2. When is the last time you consumed alcohol?
Saturday night. Beer. Holy ripping headache the next morning. As you get older, I guess your taste in alcohol becomes more refined (read: expensive) and cheap beer just doesn’t cut it anymore.

3. Have you ever been arrested?
Not for lack of doing absolutely stupid shit when I was younger, so I’ll say no, albeit surprisingly.

4. Do you have a bad habit you’d be willing to pay $250/month to break if it were guaranteed to work?
Stress-eating. When the little mind gremlins get the better of me, I will gnaw on anything and everything that’s handy.
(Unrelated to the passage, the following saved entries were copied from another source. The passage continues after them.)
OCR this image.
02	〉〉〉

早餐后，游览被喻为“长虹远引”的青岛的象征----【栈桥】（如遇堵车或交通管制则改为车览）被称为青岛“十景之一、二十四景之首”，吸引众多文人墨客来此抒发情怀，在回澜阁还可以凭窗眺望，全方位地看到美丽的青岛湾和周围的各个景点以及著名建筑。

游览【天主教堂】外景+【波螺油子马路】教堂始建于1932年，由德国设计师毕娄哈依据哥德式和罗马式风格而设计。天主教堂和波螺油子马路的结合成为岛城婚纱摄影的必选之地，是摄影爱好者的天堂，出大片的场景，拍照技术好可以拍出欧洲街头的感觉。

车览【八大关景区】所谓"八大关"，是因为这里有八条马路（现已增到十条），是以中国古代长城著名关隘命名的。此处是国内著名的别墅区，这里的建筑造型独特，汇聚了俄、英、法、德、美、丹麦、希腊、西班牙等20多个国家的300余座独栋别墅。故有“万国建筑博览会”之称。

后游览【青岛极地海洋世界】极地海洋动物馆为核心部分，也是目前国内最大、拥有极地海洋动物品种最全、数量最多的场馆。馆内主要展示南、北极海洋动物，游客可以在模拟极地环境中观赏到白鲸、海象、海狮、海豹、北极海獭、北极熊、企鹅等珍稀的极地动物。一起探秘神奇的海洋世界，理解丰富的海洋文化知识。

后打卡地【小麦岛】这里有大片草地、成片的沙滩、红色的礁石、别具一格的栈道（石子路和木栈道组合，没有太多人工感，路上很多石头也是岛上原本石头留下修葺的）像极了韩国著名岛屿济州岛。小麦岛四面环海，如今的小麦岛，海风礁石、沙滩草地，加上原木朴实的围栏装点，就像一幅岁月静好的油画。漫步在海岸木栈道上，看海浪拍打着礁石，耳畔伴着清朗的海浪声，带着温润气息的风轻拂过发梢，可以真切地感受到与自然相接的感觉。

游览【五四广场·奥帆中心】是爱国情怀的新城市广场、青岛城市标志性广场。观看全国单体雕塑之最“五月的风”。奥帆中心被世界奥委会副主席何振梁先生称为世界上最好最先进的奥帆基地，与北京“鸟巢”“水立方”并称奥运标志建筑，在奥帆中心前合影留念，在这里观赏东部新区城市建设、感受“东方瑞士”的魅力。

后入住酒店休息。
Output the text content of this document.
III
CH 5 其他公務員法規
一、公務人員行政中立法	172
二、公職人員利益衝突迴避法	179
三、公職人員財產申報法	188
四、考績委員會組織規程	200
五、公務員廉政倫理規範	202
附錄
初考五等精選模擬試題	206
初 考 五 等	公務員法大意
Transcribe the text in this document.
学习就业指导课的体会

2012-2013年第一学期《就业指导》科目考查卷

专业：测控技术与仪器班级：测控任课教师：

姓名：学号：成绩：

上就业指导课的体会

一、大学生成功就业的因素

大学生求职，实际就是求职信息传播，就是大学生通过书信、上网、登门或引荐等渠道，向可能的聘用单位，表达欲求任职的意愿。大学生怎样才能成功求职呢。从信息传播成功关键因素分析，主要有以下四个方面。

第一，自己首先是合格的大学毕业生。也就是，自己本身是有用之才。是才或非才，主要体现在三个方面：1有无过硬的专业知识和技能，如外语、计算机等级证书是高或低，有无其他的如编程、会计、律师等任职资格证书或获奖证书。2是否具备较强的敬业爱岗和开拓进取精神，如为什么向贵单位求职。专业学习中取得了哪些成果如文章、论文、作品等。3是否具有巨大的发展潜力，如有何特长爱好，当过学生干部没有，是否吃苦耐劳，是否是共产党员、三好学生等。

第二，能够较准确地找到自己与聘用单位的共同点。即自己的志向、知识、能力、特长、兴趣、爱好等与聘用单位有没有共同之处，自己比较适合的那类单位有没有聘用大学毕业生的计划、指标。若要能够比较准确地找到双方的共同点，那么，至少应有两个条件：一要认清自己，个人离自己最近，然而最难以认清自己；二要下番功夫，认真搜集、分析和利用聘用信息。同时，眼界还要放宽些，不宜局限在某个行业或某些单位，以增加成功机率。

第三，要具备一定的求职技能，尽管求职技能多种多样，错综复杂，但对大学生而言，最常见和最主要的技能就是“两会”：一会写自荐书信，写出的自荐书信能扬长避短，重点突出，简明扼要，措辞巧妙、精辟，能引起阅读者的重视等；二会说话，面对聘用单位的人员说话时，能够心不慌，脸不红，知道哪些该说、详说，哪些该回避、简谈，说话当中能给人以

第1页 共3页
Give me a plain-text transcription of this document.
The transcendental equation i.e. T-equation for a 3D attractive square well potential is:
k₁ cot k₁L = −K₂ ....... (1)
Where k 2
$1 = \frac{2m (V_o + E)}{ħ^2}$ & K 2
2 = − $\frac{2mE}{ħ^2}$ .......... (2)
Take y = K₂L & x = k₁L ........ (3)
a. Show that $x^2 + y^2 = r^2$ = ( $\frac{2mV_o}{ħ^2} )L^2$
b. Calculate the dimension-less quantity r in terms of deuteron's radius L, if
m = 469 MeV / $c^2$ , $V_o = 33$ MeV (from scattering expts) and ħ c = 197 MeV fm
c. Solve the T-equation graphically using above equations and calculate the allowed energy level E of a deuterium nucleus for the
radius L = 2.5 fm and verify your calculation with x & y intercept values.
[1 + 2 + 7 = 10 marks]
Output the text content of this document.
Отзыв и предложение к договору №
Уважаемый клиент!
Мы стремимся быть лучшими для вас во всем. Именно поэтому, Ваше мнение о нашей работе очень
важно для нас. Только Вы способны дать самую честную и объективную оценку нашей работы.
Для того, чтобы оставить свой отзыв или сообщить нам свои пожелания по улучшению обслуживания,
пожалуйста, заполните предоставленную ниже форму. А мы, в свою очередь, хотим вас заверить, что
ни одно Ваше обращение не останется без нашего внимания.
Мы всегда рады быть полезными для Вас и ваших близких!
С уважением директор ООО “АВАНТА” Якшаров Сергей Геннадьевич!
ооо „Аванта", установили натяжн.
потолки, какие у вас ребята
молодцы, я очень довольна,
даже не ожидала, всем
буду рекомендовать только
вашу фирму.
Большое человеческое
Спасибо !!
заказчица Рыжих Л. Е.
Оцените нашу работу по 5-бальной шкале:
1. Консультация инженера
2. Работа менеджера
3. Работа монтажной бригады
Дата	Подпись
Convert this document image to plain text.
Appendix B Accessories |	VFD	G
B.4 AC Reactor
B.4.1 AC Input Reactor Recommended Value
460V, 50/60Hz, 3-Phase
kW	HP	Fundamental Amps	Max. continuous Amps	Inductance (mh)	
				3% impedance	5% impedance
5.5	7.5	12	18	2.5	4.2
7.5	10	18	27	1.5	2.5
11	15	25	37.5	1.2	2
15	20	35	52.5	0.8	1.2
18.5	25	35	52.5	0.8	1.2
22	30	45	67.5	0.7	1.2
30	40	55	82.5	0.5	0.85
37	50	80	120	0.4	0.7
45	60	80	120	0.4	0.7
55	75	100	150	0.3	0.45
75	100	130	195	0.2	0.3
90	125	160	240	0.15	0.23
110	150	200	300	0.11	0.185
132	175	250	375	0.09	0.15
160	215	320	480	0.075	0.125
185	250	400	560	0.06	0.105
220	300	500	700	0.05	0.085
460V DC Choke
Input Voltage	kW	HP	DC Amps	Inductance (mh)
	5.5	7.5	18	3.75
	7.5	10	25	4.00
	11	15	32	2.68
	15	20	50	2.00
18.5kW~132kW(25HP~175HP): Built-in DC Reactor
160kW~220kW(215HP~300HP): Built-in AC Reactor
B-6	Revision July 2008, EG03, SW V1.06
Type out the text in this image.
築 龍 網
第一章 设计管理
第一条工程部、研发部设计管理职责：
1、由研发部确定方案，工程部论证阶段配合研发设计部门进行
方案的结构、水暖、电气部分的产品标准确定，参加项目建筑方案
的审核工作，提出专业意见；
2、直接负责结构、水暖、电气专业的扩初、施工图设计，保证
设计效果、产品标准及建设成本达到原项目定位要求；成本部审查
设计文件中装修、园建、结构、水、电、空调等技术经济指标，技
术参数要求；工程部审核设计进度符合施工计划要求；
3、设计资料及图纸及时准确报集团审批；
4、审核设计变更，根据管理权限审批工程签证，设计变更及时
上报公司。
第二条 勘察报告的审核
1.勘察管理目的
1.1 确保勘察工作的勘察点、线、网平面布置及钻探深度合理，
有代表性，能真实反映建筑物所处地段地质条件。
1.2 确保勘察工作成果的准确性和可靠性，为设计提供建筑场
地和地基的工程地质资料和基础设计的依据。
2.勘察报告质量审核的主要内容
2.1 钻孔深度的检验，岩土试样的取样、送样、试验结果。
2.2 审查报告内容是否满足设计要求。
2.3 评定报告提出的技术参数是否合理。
5. Are you right-handed or left-handed?
Right-dominant

6. Do you use a letter opener when you open your mail?
Nope. Although I do use one for emphasis while I speak. It ensures I have a 3-foot personal space radius at all times. 😉

7. Would you rather receive daily shoulder rubs or daily foot rubs?
Shoulder (oh, the stress knots I carry there). I don’t mind foot rubs but if folks are going to be all wimpy about it, don’t bother because I’m ticklish and would probably kick someone in the head.

8. Would you rather rappel down the side of the tallest building on earth, or walk cross a 6-inch wide beam suspended across the Grand Canyon?
Assuming I have ingested a lot of mind-altering substances, I’ll take the Spidey route and go down the building.

9. What time did you wake up this morning?
Alarm set for 6:10 a.m.; finally roused from near-dead at 6:42 a.m.

10. Ask me something.
What inspired your shutterbuggery? Have you been at it for years or is it a relatively recent hobby?



On self-loathing

March 13th, 2006, 7:07 PM by Goddess

Not only am I a drama queen, but I am an EXISTENTIAL drama queen.  The joy of it all.

Do you ever just, for once in your stupid life, want someone to ASK you what’s wrong? Like, sincerely just want to know what you’re holding back? And then in the second that said moment arises, you tell yourself that your thoughts aren’t even worth mentioning and then you spend the rest of your life digesting yourself for missing an opportunity to unburden yourself once and for all?

Then again, maybe it’s a sign to grow up and get over it already. Maybe it’s your conscience’s way of slamming your mouth shut before a foot or two wanders into the gaping abyss.  I don’t know. I just wish I didn’t spend so much time wondering.



And now, we wait

March 13th, 2006, 3:50 PM by Goddess

I dropped by my (hopefully) new apartment complex this morning to drop off my anal-retentively immaculately completed application. When they comment on how friggin’ comprehensively you filled it out and speculate on your detail-orientedness (is that a word? It beats my usual disorientedness!), you know you’ve made an impression.

Speaking of impressions, hopefully the resulting credit check/report won’t make too BAD of an impression, although it’s got to count for SOMETHING how I’ve been digging my miserable ass out of student loan debt. It’s come at the expense of *other* debt, but I’m all about getting the feds offa my ass first!

Anyway, I *really* should have worked a bit this weekend, but I really needed the time to apartment-hunt/clean/dream a little bit. I’ve never been so rejeuvenated after a weekend in my entire life!